# Ceramic brake pads - what to look for



## Taxman (Aug 10, 2017)

Can you find BOSCH BC1522 or AKEBONO ACT1522 ?
Those should fit the front of 2011 US market 1.8 Cruze. 
The 2010 Cobalt took different pads. We didn't have Cruze in 2010.


----------



## carid (Jul 20, 2011)

kilnakorr said:


> Hi
> I've been thinking of changing brake pads to ceramic types.
> However, I can only find theseon ebay from asian vendors, or in the US where shipping is $100.
> Does anyone know there in the EU I might find some? If not will those found on ebay be of decent quality?
> ...


Hey @kilnakorr,
We carry several ceramic brake pad options for you, by different brands:
2010 Chevy Cruze Disc Brake Pads﻿ at CARiD
Just check out the selection and pick the set based on your needs.

Hope that's what you've been looking for.


----------



## kilnakorr (Nov 10, 2016)

Taxman said:


> Can you find BOSCH BC1522 or AKEBONO ACT1522 ?
> Those should fit the front of 2011 US market 1.8 Cruze.
> The 2010 Cobalt took different pads. We didn't have Cruze in 2010.

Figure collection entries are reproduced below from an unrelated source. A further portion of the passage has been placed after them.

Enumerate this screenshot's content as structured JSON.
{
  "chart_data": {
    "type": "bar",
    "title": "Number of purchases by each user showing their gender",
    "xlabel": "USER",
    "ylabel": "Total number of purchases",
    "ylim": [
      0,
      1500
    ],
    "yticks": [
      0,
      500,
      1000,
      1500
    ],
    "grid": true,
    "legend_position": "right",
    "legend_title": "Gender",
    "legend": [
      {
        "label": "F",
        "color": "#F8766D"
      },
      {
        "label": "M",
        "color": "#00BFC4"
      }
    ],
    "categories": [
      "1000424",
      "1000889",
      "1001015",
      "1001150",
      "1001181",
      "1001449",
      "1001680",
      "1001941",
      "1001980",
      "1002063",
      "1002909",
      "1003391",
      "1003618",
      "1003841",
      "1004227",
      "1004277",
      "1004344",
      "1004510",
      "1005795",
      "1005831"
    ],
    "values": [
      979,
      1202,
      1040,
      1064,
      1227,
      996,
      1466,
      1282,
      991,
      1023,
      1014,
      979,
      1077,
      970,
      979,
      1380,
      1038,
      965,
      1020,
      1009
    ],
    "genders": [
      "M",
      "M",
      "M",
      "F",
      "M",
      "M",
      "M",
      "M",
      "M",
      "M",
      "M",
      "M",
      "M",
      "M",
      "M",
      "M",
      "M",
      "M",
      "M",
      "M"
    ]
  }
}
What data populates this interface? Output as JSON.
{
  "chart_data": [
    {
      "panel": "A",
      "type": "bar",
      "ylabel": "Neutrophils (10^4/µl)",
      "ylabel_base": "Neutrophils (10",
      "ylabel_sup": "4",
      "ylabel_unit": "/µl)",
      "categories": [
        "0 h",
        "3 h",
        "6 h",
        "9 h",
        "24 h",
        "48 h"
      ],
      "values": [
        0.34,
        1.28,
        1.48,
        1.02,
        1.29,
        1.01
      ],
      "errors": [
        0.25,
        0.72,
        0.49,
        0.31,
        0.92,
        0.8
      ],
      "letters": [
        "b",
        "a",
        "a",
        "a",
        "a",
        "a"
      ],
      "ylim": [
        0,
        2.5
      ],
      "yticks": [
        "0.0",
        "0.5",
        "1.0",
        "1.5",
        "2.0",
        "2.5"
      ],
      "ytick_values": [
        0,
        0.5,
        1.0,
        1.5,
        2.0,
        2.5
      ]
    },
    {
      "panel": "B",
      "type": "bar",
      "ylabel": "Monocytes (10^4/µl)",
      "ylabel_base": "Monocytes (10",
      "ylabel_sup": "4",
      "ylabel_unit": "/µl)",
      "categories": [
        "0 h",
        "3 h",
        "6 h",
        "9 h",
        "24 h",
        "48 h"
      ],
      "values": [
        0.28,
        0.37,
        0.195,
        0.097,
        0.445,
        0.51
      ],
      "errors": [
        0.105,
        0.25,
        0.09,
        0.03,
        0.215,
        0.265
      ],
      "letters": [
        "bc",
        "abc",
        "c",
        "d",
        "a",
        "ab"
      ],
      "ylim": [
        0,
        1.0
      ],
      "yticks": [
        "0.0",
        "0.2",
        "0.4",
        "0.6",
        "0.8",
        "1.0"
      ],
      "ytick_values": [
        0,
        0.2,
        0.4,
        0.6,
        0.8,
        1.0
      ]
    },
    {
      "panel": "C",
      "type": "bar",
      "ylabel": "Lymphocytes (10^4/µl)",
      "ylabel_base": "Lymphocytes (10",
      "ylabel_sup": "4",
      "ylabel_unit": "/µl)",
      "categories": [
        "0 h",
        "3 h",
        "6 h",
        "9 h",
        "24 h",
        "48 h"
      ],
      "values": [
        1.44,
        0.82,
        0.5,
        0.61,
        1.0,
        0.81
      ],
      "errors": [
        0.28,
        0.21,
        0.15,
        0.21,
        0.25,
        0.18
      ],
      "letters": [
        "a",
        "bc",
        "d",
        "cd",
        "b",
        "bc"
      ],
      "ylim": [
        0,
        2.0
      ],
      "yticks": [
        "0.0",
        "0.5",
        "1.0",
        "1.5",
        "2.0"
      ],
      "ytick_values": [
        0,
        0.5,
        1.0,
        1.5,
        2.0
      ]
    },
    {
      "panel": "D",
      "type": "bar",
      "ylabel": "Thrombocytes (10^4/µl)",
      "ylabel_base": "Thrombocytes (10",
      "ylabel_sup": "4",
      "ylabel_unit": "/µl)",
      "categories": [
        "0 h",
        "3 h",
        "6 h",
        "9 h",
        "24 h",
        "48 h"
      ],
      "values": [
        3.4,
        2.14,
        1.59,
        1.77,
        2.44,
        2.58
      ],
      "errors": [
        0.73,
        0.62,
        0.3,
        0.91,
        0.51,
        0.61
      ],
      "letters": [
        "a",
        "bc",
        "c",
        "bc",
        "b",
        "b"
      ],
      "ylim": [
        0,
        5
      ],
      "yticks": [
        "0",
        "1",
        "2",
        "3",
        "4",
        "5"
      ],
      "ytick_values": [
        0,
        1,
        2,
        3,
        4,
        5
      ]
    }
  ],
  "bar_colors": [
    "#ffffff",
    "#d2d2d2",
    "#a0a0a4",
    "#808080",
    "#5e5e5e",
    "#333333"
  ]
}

Haven't located any of those around.




carid said:


> Hey @*kilnakorr*,
> We carry several ceramic brake pad options for you, by different brands:
> 2010 Chevy Cruze Disc Brake Pads﻿ at CARiD
> Just check out the selection and pick the set based on your needs.
> ...


I've already visited your sites and found some decent ones at a good price. But as mentioned; VAT, shipping, Custom taxes is at least $100 - which is a lot more than I'm willing to pay.


----------